Vous êtes à l’aise à l’écrit mais vous bloquez à l’oral ? Associez ELSA Speak pour la prononciation et Pimsleur pour l’expression spontanée. Ces deux outils combinés peuvent transformer votre aisance en quelques mois.
Vous avez un objectif professionnel ou une certification en vue ? Babbel ou Busuu sont vos alliés. Leurs contenus sont orientés usage réel et préparation aux examens.
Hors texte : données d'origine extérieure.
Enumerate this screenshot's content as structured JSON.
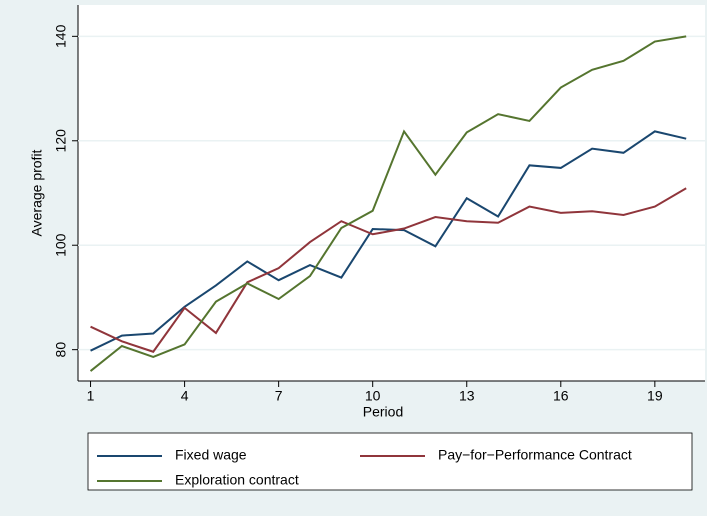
{
  "chart_data": {
    "type": "line",
    "x_label": "Period",
    "y_label": "Average profit",
    "x": [
      1,
      2,
      3,
      4,
      5,
      6,
      7,
      8,
      9,
      10,
      11,
      12,
      13,
      14,
      15,
      16,
      17,
      18,
      19,
      20
    ],
    "xlim": [
      0.6,
      20.6
    ],
    "xticks": [
      1,
      4,
      7,
      10,
      13,
      16,
      19
    ],
    "ylim": [
      74,
      146
    ],
    "yticks": [
      80,
      100,
      120,
      140
    ],
    "grid": true,
    "series": [
      {
        "name": "Fixed wage",
        "color": "#1a476f",
        "values": [
          79.8,
          82.7,
          83.1,
          88.2,
          92.3,
          96.9,
          93.3,
          96.2,
          93.8,
          103.1,
          102.9,
          99.8,
          109.0,
          105.5,
          115.3,
          114.8,
          118.5,
          117.7,
          121.8,
          120.4
        ]
      },
      {
        "name": "Pay−for−Performance Contract",
        "color": "#90353b",
        "values": [
          84.4,
          81.6,
          79.6,
          88.0,
          83.2,
          92.9,
          95.6,
          100.6,
          104.6,
          102.1,
          103.2,
          105.4,
          104.6,
          104.3,
          107.4,
          106.2,
          106.5,
          105.8,
          107.4,
          110.9
        ]
      },
      {
        "name": "Exploration contract",
        "color": "#55752f",
        "values": [
          75.9,
          80.7,
          78.6,
          81.0,
          89.2,
          92.7,
          89.7,
          94.1,
          103.3,
          106.6,
          121.8,
          113.5,
          121.6,
          125.1,
          123.8,
          130.2,
          133.6,
          135.3,
          139.0,
          140.0
        ]
      }
    ]
  }
}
Vous manquez de temps mais voulez maintenir votre niveau ? Duolingo en entretien quotidien (10 minutes) + une écoute de podcast anglais (BBC Learning English, 6 Minute English) en parallèle. Simple et efficace.
Le vrai secret : aucune application ne suffit seule
C’est peut-être la chose la plus utile de cet article. La meilleure application pour apprendre l’anglais n’existe pas en isolation. Les applications sont des outils d’entraînement — pas des immersions linguistiques.
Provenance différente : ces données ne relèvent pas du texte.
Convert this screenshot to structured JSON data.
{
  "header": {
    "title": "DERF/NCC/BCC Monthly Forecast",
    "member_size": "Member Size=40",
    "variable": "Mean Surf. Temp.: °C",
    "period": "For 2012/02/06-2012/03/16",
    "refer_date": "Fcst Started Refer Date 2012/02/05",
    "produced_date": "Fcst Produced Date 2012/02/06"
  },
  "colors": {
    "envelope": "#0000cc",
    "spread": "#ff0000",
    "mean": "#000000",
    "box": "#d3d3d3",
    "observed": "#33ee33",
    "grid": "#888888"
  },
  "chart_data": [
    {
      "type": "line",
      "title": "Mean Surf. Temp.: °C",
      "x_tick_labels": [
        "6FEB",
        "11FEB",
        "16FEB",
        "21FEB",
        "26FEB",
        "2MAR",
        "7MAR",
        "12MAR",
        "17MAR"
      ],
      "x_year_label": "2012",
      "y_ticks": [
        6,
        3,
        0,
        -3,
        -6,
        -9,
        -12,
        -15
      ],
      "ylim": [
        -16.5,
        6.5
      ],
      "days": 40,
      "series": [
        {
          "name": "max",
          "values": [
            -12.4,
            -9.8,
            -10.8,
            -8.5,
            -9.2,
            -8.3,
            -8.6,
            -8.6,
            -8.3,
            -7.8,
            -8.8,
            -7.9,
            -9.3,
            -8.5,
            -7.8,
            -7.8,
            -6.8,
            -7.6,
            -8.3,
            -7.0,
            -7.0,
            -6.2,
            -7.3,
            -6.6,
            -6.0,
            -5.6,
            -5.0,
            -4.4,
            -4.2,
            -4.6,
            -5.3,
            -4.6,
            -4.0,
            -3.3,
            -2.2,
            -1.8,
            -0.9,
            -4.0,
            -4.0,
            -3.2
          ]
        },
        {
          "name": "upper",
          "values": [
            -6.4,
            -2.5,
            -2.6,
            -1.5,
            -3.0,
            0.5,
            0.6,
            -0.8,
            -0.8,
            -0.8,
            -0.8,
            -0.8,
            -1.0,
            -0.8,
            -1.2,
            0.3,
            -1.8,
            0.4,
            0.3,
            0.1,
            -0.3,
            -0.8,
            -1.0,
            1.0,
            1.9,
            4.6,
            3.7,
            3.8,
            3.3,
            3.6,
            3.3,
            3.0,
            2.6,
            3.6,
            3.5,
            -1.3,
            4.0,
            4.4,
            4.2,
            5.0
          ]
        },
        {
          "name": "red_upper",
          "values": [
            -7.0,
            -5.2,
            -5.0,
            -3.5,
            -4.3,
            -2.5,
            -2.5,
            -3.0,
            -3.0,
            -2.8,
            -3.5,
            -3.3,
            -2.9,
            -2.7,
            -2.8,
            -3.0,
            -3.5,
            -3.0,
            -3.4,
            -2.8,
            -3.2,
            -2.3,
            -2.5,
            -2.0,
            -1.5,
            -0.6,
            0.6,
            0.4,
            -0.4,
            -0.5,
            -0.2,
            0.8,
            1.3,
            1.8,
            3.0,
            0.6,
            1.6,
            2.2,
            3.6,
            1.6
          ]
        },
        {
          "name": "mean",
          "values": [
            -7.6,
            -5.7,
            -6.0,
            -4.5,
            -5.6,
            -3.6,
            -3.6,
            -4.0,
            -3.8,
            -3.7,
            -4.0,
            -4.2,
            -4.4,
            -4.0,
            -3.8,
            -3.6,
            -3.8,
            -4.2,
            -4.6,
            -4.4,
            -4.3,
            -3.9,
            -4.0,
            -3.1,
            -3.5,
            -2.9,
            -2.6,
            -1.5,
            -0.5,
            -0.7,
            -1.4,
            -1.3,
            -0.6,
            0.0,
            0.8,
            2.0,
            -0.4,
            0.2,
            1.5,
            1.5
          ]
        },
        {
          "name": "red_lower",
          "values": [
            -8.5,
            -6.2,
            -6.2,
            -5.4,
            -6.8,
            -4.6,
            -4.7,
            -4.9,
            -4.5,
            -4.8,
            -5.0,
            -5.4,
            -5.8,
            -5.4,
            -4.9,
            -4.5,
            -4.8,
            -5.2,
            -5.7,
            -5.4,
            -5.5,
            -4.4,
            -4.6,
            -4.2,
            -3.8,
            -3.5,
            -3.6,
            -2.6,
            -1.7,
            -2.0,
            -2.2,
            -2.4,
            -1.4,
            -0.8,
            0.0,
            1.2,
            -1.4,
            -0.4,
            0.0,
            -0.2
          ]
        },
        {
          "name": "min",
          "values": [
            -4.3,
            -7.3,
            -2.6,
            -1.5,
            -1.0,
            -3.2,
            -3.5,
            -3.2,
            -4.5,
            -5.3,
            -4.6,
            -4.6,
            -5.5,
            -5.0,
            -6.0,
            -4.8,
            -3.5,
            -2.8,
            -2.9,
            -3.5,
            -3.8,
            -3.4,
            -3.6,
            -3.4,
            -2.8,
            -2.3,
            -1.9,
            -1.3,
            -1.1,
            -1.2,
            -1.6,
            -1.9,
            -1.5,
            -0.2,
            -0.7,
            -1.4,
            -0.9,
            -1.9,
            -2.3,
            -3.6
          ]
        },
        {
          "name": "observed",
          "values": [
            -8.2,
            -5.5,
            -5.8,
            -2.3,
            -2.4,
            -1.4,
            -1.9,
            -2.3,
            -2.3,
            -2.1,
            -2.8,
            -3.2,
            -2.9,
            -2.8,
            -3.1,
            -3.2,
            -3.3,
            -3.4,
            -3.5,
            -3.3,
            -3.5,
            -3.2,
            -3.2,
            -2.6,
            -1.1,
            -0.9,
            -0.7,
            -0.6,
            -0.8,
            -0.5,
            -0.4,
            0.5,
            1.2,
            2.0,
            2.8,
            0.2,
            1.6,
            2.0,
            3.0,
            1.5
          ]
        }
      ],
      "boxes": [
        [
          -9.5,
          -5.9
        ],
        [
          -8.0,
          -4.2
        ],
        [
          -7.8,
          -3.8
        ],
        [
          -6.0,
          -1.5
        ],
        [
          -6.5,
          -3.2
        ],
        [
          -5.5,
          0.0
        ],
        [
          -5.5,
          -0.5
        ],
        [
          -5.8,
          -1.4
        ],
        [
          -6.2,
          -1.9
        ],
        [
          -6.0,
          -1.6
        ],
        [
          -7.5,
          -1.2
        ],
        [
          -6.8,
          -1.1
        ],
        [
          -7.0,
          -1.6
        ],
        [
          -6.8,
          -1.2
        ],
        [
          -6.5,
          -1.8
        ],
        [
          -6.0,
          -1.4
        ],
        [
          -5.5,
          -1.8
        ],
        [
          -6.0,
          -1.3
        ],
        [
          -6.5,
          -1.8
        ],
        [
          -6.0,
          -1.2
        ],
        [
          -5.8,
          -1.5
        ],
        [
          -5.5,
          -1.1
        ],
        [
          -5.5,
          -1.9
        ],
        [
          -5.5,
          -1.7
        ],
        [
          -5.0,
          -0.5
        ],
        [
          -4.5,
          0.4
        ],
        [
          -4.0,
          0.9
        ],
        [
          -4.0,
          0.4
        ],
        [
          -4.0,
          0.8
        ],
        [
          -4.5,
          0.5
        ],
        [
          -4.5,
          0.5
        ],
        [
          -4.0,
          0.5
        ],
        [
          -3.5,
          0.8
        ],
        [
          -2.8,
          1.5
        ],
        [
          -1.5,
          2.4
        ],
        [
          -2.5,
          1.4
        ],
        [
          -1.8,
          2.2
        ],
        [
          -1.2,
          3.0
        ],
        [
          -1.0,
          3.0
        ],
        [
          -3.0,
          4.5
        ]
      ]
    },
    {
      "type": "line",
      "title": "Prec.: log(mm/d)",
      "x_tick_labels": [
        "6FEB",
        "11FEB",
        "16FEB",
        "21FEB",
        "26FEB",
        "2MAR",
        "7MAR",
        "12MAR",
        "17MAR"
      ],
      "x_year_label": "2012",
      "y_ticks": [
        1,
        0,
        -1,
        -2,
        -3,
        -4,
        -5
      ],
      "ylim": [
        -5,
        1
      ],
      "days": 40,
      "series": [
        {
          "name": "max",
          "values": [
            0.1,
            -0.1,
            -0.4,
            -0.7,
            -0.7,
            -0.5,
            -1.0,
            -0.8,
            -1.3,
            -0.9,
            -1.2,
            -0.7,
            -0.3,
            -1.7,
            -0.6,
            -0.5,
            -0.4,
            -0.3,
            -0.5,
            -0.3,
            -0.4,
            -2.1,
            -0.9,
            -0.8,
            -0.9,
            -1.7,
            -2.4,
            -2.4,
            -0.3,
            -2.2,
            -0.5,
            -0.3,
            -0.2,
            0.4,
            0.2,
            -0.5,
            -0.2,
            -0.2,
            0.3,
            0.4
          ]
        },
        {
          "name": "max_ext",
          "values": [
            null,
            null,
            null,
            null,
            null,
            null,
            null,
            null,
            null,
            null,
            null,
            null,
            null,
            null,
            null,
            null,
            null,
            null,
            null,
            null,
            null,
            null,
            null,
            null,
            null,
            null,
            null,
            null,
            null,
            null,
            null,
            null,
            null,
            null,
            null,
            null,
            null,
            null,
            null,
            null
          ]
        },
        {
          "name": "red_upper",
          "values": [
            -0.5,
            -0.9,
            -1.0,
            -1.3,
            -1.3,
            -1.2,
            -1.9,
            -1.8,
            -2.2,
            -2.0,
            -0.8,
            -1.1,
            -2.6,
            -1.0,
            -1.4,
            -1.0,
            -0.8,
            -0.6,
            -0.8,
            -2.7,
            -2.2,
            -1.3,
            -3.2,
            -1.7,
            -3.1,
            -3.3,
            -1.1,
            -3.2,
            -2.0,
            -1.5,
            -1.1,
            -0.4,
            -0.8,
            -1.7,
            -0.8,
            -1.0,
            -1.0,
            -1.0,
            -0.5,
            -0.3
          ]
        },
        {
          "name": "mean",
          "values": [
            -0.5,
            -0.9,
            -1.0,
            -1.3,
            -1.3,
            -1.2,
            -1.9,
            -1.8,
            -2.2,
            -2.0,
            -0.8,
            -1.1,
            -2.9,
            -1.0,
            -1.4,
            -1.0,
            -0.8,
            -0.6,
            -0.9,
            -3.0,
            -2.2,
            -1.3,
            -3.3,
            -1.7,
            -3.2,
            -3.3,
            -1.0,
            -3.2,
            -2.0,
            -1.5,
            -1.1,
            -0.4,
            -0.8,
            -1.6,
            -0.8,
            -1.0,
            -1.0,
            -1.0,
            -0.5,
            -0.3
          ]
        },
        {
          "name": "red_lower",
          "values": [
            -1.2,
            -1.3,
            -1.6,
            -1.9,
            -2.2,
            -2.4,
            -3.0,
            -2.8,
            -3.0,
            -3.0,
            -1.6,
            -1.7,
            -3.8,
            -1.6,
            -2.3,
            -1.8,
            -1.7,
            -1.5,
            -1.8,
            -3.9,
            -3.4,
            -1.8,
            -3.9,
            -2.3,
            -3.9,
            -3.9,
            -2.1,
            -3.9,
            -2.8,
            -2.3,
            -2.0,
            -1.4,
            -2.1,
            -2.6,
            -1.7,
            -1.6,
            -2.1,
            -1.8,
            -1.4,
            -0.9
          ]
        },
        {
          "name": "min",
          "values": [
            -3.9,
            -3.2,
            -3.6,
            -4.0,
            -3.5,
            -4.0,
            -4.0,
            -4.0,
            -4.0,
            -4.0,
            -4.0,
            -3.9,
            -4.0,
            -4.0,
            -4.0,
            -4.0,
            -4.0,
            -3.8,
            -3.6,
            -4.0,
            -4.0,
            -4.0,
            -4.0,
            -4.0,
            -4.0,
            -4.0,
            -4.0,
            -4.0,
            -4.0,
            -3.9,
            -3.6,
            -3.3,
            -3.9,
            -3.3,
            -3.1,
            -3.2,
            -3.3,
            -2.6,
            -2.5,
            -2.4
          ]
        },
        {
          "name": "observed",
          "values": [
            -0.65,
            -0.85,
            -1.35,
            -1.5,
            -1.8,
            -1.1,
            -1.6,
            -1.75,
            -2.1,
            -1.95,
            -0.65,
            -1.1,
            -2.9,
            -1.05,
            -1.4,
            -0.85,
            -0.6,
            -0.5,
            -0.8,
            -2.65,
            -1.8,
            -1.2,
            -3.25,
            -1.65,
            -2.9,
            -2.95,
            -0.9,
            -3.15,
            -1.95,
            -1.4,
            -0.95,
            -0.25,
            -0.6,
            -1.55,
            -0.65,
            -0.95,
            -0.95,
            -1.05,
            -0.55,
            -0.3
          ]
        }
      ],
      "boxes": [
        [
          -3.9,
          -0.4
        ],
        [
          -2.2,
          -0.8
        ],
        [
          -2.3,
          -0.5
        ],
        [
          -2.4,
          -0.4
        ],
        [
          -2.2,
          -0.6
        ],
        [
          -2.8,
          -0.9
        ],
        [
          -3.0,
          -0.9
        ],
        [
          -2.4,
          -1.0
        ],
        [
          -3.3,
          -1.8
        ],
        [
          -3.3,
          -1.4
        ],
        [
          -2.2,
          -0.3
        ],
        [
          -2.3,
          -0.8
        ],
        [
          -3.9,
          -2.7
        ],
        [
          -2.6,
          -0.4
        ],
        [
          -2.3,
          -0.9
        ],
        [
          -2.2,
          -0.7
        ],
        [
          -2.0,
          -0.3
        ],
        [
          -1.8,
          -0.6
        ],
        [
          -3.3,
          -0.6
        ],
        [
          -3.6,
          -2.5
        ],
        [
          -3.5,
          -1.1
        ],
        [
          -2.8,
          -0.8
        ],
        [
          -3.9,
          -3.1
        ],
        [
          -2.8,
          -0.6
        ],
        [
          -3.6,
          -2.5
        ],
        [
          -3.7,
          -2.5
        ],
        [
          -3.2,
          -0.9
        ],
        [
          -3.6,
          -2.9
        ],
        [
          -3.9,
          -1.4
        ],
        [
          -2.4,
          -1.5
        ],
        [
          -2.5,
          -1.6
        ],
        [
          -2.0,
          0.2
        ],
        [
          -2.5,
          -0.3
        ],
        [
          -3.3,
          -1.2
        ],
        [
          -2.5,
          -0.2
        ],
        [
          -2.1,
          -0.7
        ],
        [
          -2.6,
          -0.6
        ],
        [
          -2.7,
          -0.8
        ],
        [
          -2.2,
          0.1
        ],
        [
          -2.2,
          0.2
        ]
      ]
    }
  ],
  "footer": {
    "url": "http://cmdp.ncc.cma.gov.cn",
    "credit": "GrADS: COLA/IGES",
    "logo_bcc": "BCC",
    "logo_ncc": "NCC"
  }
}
Les recherches en acquisition des langues (notamment les travaux de Stephen Krashen sur l’hypothèse de l’input compréhensible) montrent que le cerveau acquiert une langue principalement par exposition massive à du contenu qu’il comprend presque entièrement, avec un léger défi. Les applications y contribuent, mais elles ne peuvent pas remplacer la série anglaise sans sous-titres, le livre audio, la conversation avec un natif, ou le simple fait de penser en anglais pendant cinq minutes le matin.
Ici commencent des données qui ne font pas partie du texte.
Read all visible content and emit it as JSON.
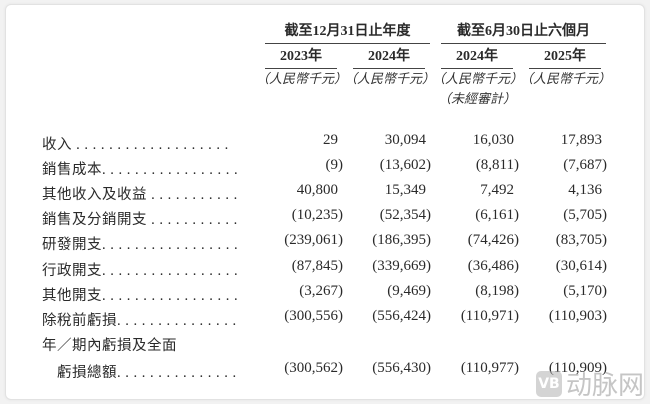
{
  "header": {
    "groups": [
      "截至12月31日止年度",
      "截至6月30日止六個月"
    ],
    "years": [
      "2023年",
      "2024年",
      "2024年",
      "2025年"
    ],
    "unit": "（人民幣千元）",
    "unaudited": "（未經審計）"
  },
  "rows": [
    {
      "label": "收入 . . . . . . . . . . . . . . . . . . .",
      "values": [
        "29",
        "30,094",
        "16,030",
        "17,893"
      ]
    },
    {
      "label": "銷售成本. . . . . . . . . . . . . . . . .",
      "values": [
        "(9)",
        "(13,602)",
        "(8,811)",
        "(7,687)"
      ]
    },
    {
      "label": "其他收入及收益 . . . . . . . . . . .",
      "values": [
        "40,800",
        "15,349",
        "7,492",
        "4,136"
      ]
    },
    {
      "label": "銷售及分銷開支 . . . . . . . . . . .",
      "values": [
        "(10,235)",
        "(52,354)",
        "(6,161)",
        "(5,705)"
      ]
    },
    {
      "label": "研發開支. . . . . . . . . . . . . . . . .",
      "values": [
        "(239,061)",
        "(186,395)",
        "(74,426)",
        "(83,705)"
      ]
    },
    {
      "label": "行政開支. . . . . . . . . . . . . . . . .",
      "values": [
        "(87,845)",
        "(339,669)",
        "(36,486)",
        "(30,614)"
      ]
    },
    {
      "label": "其他開支. . . . . . . . . . . . . . . . .",
      "values": [
        "(3,267)",
        "(9,469)",
        "(8,198)",
        "(5,170)"
      ]
    },
    {
      "label": "除稅前虧損. . . . . . . . . . . . . . .",
      "values": [
        "(300,556)",
        "(556,424)",
        "(110,971)",
        "(110,903)"
      ]
    },
    {
      "label": "年／期內虧損及全面",
      "values": [
        "",
        "",
        "",
        ""
      ]
    },
    {
      "label": "　虧損總額. . . . . . . . . . . . . . .",
      "values": [
        "(300,562)",
        "(556,430)",
        "(110,977)",
        "(110,909)"
      ]
    }
  ],
  "watermark": {
    "logo": "VB",
    "text": "动脉网"
  }
}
Utilisez une application comme votre entraînement quotidien. Mais construisez autour d’elle un environnement anglophone — même artificiel.
Notre verdict final
| Application | Meilleure pour | Prix indicatif |
|---|---|---|
| Duolingo | Débutants, entretien quotidien | Gratuit / ~7€/mois (Premium) |
| Babbel | Progression structurée, objectifs précis | ~7-10€/mois |
| ELSA Speak | Améliorer sa prononciation | Gratuit / ~8€/mois |
| Pimsleur | Apprentissage audio, expression orale | ~20€/mois |
| Busuu | Échanges avec natifs, certifications | Gratuit / ~10€/mois |
Si vous deviez en choisir une seule pour un niveau intermédiaire avec un objectif professionnel : Babbel. Si vous partez de zéro et voulez un démarrage sans friction : Duolingo. Et si votre problème principal est de vous faire comprendre à l’oral : ELSA Speak sans hésiter.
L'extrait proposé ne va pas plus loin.